Of the methods of embellishment I have shown you thusfar (and of all I have planned to share), embroidery is my favorite. If you are one of the lucky folk with an embroidery machine, I salute (and deeply, deeply envy) you. Lacking such a wondrous machine, however, I can only bloviate (ooo, good word) on hand embroidery.

And bloviate I shall.

Hand embroidery is the perfect craft for the income-challenged like yours truly. Aside from your embellishment target, be it shirt or jeans or bag or something entirely more unique, the craft requires only three things: a needle, embroidery floss, and a hoop. All can be acquired quite literally for loose change.

Once stocked on supplies, remember two things: a) you can split embroidery floss apart quite easily to produce a thinner strand to work with, which is quite good for detail and b) a shorter thread does not knot up as easily as a longer thread, and it's far easier to start a new thread when you run out than to untangle a pernicious knot.

There are many different stitches you can use in embroidery, but one or two basics should get you comfortable through any project. Tutorials and guides, per usual, abound online.

Back stitch
Split Stitch
Stem Stitch
Satin Stitch

And while we're at it, French knots are fun too.

I tried to use different sources for each tutorial link above; browse around those sites and you'll likely find more. For other techniques and ideas and such, be sure to check out Primrose Design's Stitch School posts and the plethora of online stitch dictionaries and artists who are just a Google away.



A Dragon of Thread

Armed with knowledge you will next need a pattern. The internet is only too glad to provide for such matters; I have a particular love for Sublime Stitching and Urban Threads (the latter of which also provides awesome machine embroidery patterns for the properly equipped). The above is one part of a shirt I'm working on with Sublime Stitching's Chinatown pattern, by way of example.

But don't limit yourself to commercial patterns: any line art can be converted into a lovely piece, and my line art source du jour is my own two hands.



Barn Owl

The above is another part of the previously-mentioned Mixtape Barn Owl outfit, and features a hand-drawn owl.

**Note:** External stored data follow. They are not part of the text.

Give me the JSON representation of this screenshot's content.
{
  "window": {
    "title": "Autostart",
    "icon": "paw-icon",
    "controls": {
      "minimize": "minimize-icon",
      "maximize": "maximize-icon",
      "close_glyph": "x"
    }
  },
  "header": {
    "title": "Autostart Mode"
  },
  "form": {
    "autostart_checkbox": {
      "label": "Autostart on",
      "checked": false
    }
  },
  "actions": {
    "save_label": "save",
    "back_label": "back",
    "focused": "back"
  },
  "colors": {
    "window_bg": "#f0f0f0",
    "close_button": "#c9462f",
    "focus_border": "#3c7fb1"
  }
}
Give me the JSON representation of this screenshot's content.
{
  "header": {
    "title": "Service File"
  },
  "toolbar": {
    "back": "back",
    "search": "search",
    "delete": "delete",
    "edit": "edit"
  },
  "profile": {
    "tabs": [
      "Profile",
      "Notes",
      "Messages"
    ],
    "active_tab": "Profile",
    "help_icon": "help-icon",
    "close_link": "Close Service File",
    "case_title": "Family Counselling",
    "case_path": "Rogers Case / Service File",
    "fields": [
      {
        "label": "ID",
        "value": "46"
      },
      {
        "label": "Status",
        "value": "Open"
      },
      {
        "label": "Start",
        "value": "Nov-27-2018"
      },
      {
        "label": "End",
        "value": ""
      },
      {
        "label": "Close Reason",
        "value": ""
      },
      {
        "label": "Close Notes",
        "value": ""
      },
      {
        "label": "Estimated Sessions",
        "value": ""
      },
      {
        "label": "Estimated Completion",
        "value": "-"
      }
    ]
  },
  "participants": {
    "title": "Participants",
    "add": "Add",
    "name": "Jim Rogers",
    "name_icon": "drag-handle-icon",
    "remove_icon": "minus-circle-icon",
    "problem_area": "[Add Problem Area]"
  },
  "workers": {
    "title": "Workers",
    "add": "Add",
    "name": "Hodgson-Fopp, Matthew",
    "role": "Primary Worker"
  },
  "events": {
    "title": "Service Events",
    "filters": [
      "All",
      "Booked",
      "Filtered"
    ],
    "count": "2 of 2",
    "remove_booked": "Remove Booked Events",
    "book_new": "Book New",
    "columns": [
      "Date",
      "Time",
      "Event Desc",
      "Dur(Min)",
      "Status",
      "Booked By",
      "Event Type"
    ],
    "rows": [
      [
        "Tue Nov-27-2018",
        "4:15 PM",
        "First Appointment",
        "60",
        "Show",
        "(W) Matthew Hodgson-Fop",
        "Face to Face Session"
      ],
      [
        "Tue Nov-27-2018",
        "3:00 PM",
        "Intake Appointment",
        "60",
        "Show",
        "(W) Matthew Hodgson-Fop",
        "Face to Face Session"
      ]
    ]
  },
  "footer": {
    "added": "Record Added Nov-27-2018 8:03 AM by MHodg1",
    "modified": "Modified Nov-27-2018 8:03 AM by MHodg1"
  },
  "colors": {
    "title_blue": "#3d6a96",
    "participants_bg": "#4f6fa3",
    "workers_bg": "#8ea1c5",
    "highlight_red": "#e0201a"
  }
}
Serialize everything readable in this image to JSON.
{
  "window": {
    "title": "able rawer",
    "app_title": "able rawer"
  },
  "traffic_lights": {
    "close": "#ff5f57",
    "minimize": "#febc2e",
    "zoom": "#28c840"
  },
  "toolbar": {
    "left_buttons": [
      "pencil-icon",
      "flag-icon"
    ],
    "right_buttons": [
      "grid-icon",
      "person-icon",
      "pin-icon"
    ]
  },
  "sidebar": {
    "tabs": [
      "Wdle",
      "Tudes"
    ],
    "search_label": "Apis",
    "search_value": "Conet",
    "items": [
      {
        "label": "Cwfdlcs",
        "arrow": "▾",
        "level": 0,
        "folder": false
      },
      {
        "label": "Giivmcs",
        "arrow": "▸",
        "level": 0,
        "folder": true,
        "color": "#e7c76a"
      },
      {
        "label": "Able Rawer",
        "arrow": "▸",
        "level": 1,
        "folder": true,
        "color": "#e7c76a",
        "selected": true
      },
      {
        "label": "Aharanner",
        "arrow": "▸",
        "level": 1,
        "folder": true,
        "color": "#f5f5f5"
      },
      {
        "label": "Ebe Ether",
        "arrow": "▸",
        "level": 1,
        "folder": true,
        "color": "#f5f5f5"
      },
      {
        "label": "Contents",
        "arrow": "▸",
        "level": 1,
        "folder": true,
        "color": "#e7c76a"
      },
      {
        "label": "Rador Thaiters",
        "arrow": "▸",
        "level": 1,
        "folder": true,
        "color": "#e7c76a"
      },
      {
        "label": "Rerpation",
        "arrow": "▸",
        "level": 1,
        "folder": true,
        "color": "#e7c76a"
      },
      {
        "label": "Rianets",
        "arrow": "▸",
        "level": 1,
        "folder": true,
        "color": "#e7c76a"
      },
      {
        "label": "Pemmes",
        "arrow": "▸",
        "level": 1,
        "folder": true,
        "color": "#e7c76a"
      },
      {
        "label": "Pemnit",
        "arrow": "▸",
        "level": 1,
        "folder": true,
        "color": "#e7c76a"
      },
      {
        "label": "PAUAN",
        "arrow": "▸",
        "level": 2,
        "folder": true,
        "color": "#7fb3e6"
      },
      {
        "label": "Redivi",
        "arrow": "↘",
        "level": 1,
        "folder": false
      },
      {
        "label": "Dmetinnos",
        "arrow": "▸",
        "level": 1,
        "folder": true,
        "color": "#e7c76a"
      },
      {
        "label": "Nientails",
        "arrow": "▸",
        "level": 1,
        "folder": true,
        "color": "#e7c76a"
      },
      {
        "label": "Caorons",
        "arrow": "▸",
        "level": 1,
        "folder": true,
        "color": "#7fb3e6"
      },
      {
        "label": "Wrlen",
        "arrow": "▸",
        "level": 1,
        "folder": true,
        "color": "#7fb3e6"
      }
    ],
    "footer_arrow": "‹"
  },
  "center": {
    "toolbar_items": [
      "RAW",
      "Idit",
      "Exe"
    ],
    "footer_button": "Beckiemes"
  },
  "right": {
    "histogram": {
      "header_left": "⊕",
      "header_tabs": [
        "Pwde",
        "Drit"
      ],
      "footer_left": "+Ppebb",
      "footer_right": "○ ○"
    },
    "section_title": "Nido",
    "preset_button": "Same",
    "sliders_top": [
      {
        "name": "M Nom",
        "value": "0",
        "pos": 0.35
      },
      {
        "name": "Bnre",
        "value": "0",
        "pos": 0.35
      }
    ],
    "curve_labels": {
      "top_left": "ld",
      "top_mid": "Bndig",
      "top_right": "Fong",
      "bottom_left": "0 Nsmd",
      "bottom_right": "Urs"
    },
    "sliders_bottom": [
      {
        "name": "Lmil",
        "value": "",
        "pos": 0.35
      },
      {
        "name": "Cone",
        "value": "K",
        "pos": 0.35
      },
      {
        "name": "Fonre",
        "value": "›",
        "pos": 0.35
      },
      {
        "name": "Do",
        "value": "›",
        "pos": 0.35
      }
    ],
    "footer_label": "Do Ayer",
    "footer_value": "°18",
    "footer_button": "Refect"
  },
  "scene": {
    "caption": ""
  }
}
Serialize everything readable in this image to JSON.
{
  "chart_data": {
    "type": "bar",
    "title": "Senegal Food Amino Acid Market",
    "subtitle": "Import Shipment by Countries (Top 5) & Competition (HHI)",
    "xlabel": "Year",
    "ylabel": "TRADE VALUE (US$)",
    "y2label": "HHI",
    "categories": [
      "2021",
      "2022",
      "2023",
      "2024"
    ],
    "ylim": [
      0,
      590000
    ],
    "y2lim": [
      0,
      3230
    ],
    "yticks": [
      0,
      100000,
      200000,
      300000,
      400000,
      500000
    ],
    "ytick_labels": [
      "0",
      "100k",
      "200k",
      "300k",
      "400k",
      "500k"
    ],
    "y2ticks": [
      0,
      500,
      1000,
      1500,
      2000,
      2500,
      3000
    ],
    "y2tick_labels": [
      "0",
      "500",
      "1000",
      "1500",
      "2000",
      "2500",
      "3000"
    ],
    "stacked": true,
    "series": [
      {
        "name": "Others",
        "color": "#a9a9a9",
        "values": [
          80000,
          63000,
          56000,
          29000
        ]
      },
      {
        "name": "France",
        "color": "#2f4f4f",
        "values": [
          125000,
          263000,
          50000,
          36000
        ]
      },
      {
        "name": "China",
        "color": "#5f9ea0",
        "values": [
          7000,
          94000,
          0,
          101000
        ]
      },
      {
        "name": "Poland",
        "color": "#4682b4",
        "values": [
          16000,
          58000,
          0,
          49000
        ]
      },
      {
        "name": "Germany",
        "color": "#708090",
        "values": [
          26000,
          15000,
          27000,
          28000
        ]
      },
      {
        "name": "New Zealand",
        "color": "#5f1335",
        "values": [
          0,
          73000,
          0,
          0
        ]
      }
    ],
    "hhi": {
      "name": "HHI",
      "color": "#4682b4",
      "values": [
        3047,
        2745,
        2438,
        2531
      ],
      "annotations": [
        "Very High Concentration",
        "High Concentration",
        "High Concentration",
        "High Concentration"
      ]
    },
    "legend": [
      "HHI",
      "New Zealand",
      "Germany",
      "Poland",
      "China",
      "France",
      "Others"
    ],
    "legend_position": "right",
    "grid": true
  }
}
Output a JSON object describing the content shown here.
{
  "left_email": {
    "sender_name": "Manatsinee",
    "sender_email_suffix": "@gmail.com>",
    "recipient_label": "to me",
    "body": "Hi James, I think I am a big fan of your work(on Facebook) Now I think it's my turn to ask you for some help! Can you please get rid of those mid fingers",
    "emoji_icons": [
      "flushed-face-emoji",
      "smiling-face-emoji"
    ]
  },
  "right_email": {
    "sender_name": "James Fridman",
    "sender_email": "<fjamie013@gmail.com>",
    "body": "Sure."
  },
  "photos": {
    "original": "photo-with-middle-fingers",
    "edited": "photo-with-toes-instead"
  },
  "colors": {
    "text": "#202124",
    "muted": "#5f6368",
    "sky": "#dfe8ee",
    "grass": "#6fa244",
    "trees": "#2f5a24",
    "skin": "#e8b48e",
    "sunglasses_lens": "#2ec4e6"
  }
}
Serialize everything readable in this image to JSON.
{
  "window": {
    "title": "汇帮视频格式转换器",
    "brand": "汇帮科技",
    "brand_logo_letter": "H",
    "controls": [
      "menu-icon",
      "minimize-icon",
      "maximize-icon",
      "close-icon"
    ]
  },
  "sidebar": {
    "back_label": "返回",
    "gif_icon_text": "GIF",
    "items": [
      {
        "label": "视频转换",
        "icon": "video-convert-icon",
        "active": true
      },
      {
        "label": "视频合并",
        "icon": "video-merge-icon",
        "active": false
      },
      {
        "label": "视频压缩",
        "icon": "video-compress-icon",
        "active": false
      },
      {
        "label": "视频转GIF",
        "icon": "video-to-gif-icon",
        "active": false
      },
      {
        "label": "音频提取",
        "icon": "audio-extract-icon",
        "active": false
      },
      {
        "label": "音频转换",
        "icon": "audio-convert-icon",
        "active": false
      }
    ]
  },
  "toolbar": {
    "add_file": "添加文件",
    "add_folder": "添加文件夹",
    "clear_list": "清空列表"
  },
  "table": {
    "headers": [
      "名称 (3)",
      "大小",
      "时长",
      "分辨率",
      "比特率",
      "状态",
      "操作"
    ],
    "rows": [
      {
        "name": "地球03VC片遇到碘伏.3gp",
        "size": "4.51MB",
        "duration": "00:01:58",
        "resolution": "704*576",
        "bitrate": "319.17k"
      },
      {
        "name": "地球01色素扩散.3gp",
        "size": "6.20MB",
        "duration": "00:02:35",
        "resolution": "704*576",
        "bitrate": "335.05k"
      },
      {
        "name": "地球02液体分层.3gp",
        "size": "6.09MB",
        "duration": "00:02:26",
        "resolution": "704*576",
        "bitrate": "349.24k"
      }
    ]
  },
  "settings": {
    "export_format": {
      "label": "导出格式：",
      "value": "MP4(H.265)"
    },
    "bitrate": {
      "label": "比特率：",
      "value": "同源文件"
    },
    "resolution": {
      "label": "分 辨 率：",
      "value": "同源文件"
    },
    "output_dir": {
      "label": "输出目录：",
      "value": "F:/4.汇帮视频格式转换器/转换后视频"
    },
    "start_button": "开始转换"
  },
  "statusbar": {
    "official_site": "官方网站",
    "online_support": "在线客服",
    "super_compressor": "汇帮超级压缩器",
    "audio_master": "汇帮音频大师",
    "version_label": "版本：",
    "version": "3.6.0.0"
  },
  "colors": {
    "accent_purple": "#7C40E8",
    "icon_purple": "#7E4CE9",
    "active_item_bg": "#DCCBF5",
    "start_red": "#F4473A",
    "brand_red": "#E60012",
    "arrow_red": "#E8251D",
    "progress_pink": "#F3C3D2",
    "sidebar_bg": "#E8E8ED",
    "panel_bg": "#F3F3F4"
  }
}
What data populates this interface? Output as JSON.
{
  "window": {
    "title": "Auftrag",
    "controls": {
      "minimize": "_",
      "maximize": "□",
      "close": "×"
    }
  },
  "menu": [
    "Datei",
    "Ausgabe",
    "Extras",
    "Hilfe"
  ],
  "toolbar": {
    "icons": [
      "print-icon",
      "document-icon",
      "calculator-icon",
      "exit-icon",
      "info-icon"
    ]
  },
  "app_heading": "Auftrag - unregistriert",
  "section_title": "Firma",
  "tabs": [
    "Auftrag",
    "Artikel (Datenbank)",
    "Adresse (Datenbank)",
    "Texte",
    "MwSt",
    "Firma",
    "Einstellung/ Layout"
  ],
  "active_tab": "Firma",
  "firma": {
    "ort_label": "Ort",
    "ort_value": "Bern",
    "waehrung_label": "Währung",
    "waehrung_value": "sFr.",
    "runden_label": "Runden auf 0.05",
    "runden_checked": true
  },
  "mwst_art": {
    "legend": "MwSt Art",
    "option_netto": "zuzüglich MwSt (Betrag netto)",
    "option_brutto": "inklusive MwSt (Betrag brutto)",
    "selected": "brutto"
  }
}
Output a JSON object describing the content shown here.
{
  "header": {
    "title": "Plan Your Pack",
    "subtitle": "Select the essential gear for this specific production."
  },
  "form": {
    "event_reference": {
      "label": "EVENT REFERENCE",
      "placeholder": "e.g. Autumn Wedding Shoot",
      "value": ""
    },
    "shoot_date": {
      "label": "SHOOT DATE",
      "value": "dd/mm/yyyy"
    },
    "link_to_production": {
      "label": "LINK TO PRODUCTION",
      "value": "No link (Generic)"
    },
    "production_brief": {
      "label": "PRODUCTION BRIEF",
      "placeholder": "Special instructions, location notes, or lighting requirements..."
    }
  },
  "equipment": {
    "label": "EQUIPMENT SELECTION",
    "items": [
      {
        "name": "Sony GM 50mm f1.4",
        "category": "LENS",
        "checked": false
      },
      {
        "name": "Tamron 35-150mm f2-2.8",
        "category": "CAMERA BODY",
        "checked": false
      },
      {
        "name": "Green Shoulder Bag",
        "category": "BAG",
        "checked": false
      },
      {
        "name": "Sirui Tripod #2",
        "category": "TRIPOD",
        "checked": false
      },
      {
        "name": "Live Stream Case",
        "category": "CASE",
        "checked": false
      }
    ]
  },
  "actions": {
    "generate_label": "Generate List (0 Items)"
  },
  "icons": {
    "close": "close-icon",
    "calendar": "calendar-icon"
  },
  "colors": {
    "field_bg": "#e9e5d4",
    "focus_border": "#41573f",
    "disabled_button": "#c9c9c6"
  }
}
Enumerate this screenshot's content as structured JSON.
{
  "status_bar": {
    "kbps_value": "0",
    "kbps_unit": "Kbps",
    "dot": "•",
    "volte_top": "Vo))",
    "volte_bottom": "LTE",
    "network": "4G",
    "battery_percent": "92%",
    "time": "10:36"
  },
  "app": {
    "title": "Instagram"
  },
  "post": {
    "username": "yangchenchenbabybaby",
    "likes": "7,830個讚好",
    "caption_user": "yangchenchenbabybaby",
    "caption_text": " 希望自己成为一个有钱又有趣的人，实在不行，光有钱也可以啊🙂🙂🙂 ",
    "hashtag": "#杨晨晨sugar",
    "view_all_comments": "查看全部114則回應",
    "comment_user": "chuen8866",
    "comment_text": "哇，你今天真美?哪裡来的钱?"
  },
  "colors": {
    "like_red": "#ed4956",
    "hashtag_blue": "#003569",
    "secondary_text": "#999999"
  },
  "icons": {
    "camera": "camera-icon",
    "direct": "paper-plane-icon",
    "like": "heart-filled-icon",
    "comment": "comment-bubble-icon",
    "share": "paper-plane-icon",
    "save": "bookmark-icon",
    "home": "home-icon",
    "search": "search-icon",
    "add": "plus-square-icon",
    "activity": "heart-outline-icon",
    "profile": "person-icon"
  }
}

So you’ve got your line art, now you’ve got to get it onto the project. There are many options for transferring your own line art to fabric:

Marker (Fantastic for free-handing a design directly on the fabric; remember that they fade in 24 hours or so, so you'll have to either work fast or periodically refresh the design)
Carbon Paper (I find carbon paper works best if you can put something big and hard, like your backbreakingly evil Molecular Cell Biology textbook, behind your fabric)
Futuregirl's Method
Transfer Pencil

One last note: embroidering on elastic fabrics is slightly more complicated and will require stabilizer.



Rarr.

Whew. Hope I got all those links right.